Background Many people in the UK report they are living with additional health problems to their diagnosed rheumatic or musculoskeletal diseases (RMDs). It is well recognised that ischaemic heart disease and stroke are commoner in acute active rheumatoid arthritis It has been observed that the support and information needs of these people may be higher than those without co-morbidities. We felt further analysis of these individuals on a national database could examine the issues further.

Objectives We analysed all contacts reporting additional health problems to their RMD to a national helpline during 2011

Methods Every contact by telephone, email, letter or online forum received in the helpline was anonymised and logged onto a secure confidential database complying with the UK Data Protection Act. Where co morbidities were self reported this was collated and analysed.

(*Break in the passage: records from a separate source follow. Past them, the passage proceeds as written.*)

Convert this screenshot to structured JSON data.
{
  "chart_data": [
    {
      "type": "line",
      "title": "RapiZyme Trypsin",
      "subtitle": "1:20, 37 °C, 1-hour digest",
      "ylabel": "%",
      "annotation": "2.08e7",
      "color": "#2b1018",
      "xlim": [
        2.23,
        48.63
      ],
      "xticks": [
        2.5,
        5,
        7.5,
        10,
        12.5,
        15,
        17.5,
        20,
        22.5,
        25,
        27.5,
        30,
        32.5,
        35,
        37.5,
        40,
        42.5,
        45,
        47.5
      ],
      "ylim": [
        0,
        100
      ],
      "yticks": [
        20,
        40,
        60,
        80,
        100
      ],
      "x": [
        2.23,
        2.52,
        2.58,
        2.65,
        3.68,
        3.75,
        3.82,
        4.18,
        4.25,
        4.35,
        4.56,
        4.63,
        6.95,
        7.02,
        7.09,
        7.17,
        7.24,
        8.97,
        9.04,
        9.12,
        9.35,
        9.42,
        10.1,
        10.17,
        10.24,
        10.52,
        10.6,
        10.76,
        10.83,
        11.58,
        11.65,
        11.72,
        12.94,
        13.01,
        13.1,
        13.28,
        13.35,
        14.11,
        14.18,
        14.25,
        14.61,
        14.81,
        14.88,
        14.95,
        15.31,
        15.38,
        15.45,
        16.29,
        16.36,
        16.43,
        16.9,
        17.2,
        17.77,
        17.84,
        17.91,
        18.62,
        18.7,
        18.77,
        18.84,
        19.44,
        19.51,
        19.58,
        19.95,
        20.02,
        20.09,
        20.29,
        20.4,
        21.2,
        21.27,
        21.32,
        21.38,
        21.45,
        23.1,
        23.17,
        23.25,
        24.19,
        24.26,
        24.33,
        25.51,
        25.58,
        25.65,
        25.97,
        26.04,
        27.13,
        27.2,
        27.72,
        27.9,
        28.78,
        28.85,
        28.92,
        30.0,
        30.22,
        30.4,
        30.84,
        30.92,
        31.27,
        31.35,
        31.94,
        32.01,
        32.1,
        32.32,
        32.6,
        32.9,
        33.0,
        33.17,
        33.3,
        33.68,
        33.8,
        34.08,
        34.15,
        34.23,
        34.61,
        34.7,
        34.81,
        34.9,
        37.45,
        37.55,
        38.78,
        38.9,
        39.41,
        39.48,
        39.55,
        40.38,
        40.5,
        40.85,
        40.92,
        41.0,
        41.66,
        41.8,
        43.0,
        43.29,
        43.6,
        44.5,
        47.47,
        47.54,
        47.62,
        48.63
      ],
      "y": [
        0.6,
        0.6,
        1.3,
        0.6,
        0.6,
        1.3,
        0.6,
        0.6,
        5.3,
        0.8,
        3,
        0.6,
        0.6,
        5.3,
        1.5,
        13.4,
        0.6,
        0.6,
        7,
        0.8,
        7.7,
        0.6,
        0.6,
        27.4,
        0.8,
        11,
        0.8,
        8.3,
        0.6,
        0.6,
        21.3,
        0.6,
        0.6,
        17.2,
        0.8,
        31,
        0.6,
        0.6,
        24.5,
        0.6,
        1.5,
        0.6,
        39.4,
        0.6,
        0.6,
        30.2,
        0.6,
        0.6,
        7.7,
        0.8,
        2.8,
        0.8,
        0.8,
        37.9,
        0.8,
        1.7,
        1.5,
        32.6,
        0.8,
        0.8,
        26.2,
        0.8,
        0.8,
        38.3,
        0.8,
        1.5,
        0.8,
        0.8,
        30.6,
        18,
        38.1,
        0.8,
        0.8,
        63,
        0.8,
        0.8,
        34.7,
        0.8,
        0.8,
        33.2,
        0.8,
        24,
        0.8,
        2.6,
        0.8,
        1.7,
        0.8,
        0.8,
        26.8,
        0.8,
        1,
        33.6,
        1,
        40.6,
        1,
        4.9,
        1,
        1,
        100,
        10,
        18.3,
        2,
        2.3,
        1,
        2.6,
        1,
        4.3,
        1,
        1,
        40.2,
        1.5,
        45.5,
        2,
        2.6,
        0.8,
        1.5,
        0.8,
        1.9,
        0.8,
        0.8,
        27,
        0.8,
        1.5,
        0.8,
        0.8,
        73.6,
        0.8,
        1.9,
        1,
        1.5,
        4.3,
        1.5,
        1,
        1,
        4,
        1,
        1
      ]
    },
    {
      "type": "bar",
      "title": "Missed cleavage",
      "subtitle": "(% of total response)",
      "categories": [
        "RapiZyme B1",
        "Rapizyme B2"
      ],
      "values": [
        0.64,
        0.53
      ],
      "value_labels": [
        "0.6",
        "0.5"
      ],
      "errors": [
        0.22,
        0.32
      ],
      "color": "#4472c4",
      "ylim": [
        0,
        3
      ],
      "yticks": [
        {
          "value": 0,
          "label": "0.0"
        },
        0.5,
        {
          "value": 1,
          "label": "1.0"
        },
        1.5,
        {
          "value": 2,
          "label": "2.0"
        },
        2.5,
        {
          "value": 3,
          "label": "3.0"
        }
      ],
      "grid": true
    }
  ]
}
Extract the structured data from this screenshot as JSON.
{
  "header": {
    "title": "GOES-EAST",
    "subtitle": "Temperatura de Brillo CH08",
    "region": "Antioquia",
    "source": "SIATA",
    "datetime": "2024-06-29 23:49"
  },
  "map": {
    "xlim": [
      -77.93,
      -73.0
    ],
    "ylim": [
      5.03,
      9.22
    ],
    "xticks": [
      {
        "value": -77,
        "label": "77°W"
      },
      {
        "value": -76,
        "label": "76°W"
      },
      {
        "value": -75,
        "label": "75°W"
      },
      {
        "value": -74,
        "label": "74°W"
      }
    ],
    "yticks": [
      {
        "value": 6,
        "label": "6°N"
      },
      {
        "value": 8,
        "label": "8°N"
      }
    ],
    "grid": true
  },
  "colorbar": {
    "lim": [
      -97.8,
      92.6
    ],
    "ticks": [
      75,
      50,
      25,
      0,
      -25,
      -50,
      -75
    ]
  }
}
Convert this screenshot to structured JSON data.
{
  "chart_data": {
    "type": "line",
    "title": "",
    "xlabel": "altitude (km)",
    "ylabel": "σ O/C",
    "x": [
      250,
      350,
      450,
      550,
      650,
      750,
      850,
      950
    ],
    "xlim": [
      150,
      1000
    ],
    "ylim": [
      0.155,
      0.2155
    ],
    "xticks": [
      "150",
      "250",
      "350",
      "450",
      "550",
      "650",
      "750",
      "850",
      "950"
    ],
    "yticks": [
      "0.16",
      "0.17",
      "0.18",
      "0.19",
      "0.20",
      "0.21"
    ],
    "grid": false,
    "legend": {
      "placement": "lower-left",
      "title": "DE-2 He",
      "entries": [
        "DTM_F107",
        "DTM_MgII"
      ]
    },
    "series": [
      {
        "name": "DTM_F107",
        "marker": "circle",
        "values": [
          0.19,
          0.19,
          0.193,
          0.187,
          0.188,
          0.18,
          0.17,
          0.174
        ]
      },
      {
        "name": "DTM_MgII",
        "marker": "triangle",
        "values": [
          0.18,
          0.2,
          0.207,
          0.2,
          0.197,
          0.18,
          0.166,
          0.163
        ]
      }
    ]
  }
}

Results The helpline received a total of 11,526 contacts in 2011, of which 784 (8%) reported they had at least one additional health problem. Of these nearly a quarter said they had more than one additional health problem.

When the whole group was analysed (784), the commonest reported health problem was Osteoporosis [23%]. Next 17.8% reported mental health problems, most commonly depression. Heart conditions were third at 2.5% and 10% reported high blood pressure. The majority of contacts reporting co-morbidities were adults over 25 years

Where osteoporosis was reported [n=186] 42% of these contacts were usually aged over 26 to 64 and 58% over 65. 140 adults reported mental health problems – commonly depression but only 32% over 65 years reported this.

Individual RMDs have different co-morbidities reported: Osteoarthritis (n=555) patients reported Osteoporosis [21%], followed by depression [14.9%], heart disease [10%], diabetes [8%] and hypertension [8%]. Many of these may be related to higher age in contacts with osteoarthritis.

People reporting co-morbidities and rheumatoid arthritis (n=70) are more likely to also report depression [20%] followed by heart problems [15%]. 23% of those with co-morbidities and fibromyalgia (n=43) also report they are being treated for mental health problems and 18% with osteoporosis.

In support terms clients with co-morbidities report having higher levels of symptoms or emotional and information needs. All (100%) report they experience chronic pain compared to 61% of contacts who do not have co-morbidities. 28.8% said this made them feel low and depressed and have problems with fatigue. People with co-morbidities need more help understanding their treatments 36% compared with 16% who have none. 16% of clients with co-morbidities were referred on to other support agencies.

Conclusions

  1. We have demonstrated that 8% of contacts in one year had co-morbidities which affected their daily life. These varied with age and primary RMD

  2. High levels of pain reported may result in significant increases in feelings of depression and fatigue and the need for one to one counselling support.

  3. Where additional health problems are reported by people with rheumatic and musculoskeletal diseases there are generally higher support and information needs.